Montreal tent city residents reluctant to leave, even after new shelter beds created
MONTREAL -- Montreal's mayor is encouraging people living in a tent city to use new shelters for the winter – but many of them say they don't want to leave.
The tent city on Notre-Dame St. E has grown from a dozen tents when it first appeared in August to now over 100.
Tent city resident Cedric Charette, like others, said many are here after losing their jobs in the pandemic.
"I come from a good family," he said. He'd had "problems with work related to COVID-19," he added, "and rent and things like that are so expensive, and we need to have help."
People frequently drop off clothes, food and generators, and others pitch in to help.
"The cold is coming in faster than we thought," said Carmen Anoia of restaurant Kitchen 73.
"So we decided to come out and feed them and clothe them. We have tons of clothes and jackets we're giving to them."
Governments at all levels are increasing funding to add hundreds of beds, and the city is renting out a downtown hotel at Place Dupuis to help shelter the homeless population.
The opposition at city hall is calling it a good start, but said it's short-sighted.
"At least make a 12-month plan, the first thing," said Pierrefonds-Roxboro councillor Benoit Langevin of Ensemble Montreal.
"And then after that, work on a plan -- and they should already be working on a plan now -- for after the 31st of March. Because all the investment that was announced yesterday will be closed on the 31st."

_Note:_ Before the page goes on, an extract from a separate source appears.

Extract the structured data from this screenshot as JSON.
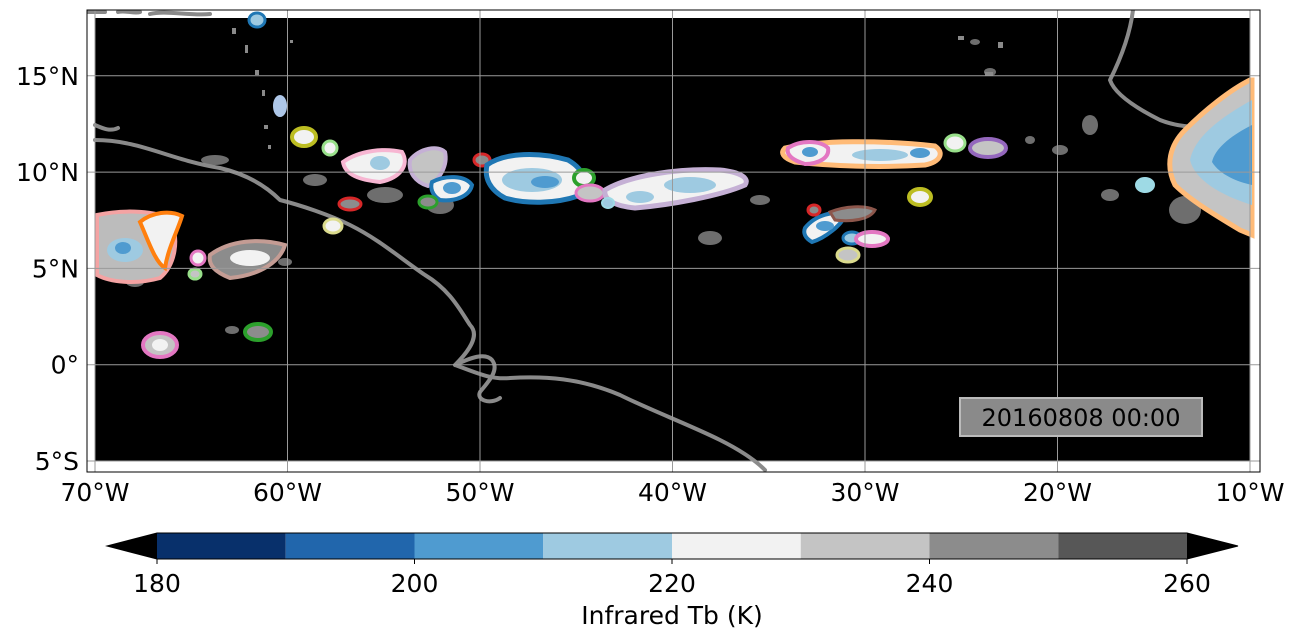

The Port of Montreal has agreed to allow a warming station near the tent city. While Mayor Valerie Plante said she doesn't want to force anyone to leave the camp, officials will intervene if anyone's health is in jeopardy.
Many living in the tent city say they don't plan to go to any of the offered overnight accommodations.

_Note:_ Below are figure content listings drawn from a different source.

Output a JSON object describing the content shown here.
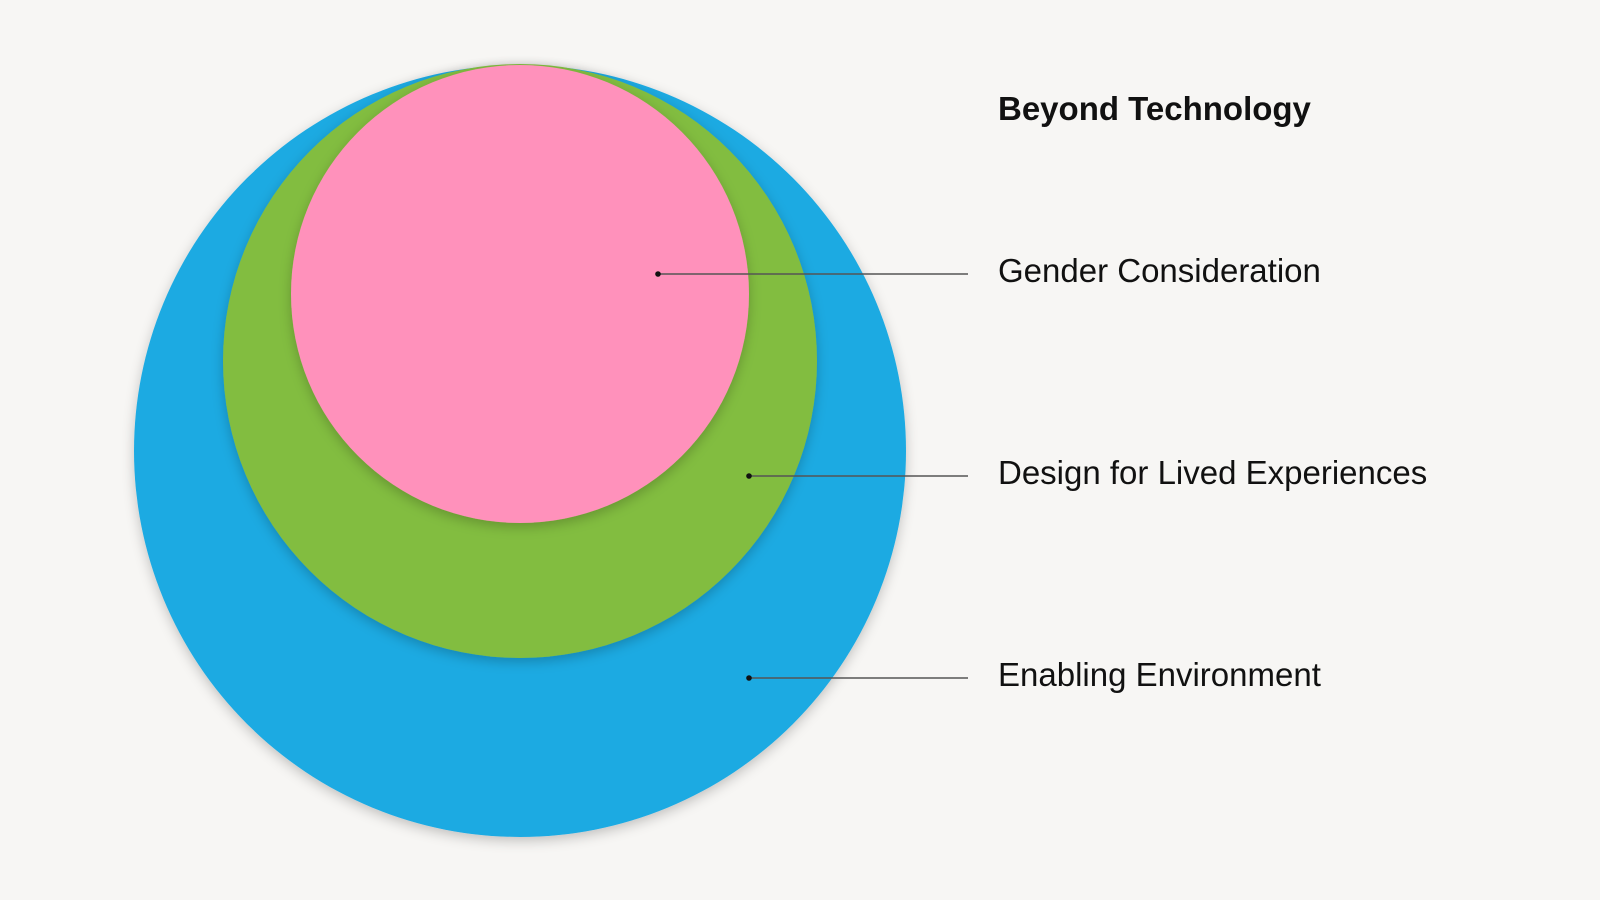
{
  "diagram": {
    "title": "Beyond Technology",
    "layers": [
      {
        "id": "inner",
        "label": "Gender Consideration",
        "color": "#ff91bb"
      },
      {
        "id": "middle",
        "label": "Design for Lived Experiences",
        "color": "#82bd41"
      },
      {
        "id": "outer",
        "label": "Enabling Environment",
        "color": "#1eaae2"
      }
    ],
    "leader_line_color": "#555555",
    "background_color": "#f7f6f4"
  }
}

"I like it better to be here. A lot of people don't want to move out from here – a lot," said tent city resident Guylain Levasseur.

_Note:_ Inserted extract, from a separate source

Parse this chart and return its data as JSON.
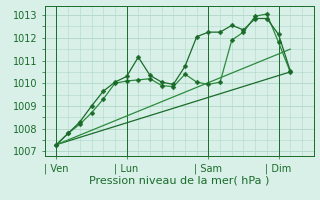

Levasseur said he'd prefer to be offered subsidized housing so he can live on his own, something Plante has been pushing for.
But those who work in the shelter system say that kind of housing is also not for everyone.
"We can't just open up an apartment building and put everybody in, that's not going to solve the problem, because people have to want to go. So we have to meet their needs and expectations," said Sam Watts, CEO of the Welcome Hall Mission.
The province said discussions are ongoing for more permanent housing solutions.